Windows 2000 is now a real, live shipping product, and with the first service pack imminent, many IT managers are now ready to start deploying it. Sure it's a major change from the old Windows NT that we've become used to, but there's no need to fear.

For those of us interested in Windows 2000 only as an application server platform used to deploy Domino, the good news is that many of the same basic concepts you've learned in the past will still be useful with this latest version. The not-so-good news is that many of the server tools for Windows 2000 have been moved or relocated, so it will take a little while to feel totally at home with Windows 2000.

In this article, I'll briefly summarize the major changes that will be of interest to those of us working with Windows 2000 as a Domino server platform. Of course, the complete set of changes in Windows 2000 is enormous. Nearly every element of the product feels like it has changed somehow, but for now we'll just focus on getting you up and running.

Windows 2000 installation
The minimum hardware requirements have increased with this version. This is not likely to affect your production servers, but it may be an issue for your test environment. You'll need a minimum of a Pentium 133 processor with 64MB RAM (at least 128MB is recommended) and at least 671MB free space on your boot drive.

If your BIOS supports it, the Windows 2000 CD is bootable. It uses the El Torrito format. Alternatively, you may need to create the four (yes, that's progress for you!) boot disks required to install Windows 2000.

A quick tip: You can create the boot disks now with the \BOOTDISK\MAKEBT32.EXE command from the CD on Windows NT or Windows 2000, or you can use \BOOTDISK\MAKEBOOT.EXE for DOS or Windows 9x.

The default installation enables DHCP (Dynamic Host Configuration Protocol) for auto-configuration of TCP/IP, which in most cases you don't want on a server, so make sure you change this. Also, keep in mind that when DHCP is enabled, the server auto assigns itself an IP address from the 169.254.0.0 network if the server cannot get a response to a DHCP request.

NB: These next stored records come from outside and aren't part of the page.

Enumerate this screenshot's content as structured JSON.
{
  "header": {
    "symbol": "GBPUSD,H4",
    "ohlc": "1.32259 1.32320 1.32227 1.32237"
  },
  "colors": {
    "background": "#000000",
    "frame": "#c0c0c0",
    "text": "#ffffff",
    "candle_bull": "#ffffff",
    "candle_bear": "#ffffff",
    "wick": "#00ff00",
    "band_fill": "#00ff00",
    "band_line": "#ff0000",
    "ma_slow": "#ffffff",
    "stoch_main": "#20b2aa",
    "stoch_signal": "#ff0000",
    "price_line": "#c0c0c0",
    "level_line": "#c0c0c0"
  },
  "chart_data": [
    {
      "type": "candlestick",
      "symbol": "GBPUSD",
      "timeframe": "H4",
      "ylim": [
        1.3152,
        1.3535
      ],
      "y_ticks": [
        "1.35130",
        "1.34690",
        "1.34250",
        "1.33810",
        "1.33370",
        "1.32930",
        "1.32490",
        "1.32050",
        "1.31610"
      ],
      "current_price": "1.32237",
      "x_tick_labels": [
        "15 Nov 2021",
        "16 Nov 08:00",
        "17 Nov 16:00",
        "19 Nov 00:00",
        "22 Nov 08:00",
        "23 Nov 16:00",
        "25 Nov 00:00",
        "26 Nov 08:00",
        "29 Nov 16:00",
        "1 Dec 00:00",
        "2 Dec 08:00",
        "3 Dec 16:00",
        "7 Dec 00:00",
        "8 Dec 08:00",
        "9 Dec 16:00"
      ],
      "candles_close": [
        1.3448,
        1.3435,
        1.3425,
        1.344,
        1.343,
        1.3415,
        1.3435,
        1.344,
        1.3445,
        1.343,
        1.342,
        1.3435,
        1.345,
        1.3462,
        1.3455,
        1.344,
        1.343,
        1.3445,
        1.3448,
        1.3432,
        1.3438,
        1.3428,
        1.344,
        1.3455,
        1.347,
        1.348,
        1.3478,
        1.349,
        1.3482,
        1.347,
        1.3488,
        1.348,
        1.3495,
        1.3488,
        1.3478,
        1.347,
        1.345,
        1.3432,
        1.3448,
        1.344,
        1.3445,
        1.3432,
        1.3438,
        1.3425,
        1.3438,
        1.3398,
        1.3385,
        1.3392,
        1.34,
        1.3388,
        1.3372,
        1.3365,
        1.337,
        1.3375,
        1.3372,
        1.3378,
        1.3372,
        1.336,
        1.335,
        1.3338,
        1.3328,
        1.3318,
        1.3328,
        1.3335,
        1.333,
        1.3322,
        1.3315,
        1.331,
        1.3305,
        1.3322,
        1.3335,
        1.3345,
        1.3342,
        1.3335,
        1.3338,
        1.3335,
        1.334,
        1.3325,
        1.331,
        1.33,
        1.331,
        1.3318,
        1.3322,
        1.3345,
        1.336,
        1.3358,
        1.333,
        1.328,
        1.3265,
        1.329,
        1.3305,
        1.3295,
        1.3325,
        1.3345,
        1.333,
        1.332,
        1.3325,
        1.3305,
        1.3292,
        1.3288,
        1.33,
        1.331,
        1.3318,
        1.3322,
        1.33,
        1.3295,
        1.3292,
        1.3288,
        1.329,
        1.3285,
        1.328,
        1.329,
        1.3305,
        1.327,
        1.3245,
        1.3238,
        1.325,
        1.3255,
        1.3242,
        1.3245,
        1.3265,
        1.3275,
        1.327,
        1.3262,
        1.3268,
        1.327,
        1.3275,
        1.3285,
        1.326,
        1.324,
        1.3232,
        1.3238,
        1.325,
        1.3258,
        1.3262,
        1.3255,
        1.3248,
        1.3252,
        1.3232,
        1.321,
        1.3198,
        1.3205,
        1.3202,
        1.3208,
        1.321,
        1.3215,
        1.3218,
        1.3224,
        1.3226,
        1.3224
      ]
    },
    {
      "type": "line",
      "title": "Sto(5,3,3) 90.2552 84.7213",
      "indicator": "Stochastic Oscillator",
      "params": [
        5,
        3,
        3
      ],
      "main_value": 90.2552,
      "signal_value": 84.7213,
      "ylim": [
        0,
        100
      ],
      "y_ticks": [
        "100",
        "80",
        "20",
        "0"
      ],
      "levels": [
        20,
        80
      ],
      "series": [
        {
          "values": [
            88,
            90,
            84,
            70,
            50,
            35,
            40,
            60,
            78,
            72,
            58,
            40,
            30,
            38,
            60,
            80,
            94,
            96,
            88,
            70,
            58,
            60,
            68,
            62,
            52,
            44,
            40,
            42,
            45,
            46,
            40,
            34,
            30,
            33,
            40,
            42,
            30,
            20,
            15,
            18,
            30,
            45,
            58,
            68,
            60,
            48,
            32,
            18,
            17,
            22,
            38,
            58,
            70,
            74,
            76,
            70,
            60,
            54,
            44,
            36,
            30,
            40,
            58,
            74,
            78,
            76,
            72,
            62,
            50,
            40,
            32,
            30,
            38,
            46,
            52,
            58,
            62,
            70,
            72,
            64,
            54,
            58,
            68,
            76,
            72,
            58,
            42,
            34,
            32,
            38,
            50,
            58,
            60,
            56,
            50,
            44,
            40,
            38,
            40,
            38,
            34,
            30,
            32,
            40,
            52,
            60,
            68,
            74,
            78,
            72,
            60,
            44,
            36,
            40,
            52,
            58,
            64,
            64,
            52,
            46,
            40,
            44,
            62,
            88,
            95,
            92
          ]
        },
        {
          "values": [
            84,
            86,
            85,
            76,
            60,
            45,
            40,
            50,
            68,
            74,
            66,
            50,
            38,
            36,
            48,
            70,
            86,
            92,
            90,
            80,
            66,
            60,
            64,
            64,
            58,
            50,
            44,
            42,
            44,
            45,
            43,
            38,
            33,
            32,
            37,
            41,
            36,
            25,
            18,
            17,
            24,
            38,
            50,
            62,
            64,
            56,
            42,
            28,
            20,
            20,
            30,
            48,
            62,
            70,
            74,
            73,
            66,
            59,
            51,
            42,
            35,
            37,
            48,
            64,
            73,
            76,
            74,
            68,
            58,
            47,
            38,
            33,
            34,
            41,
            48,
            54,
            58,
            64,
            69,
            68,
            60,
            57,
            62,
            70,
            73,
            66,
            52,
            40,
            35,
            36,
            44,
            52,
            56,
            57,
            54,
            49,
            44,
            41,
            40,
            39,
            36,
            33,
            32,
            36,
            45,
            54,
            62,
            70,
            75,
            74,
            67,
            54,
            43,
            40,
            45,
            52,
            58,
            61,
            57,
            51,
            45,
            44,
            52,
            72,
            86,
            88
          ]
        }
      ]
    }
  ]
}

File system and disk changes
There are a number of file system and disk changes.

NTFS 5.0
Windows 2000 introduces an updated version of NTFS, known as NTFS 5.0. This is needed for many of the new file system functions such as disk quotas and encrypted files. This has implications if you're intending to dual boot different versions of Windows NT on the same server. Windows NT 4.0 Service Pack 4 introduced changes that make it able to read NTFS 5.0 partitions, but no versions of Windows NT before Windows NT 4.0 can read NTFS 5.0 volumes.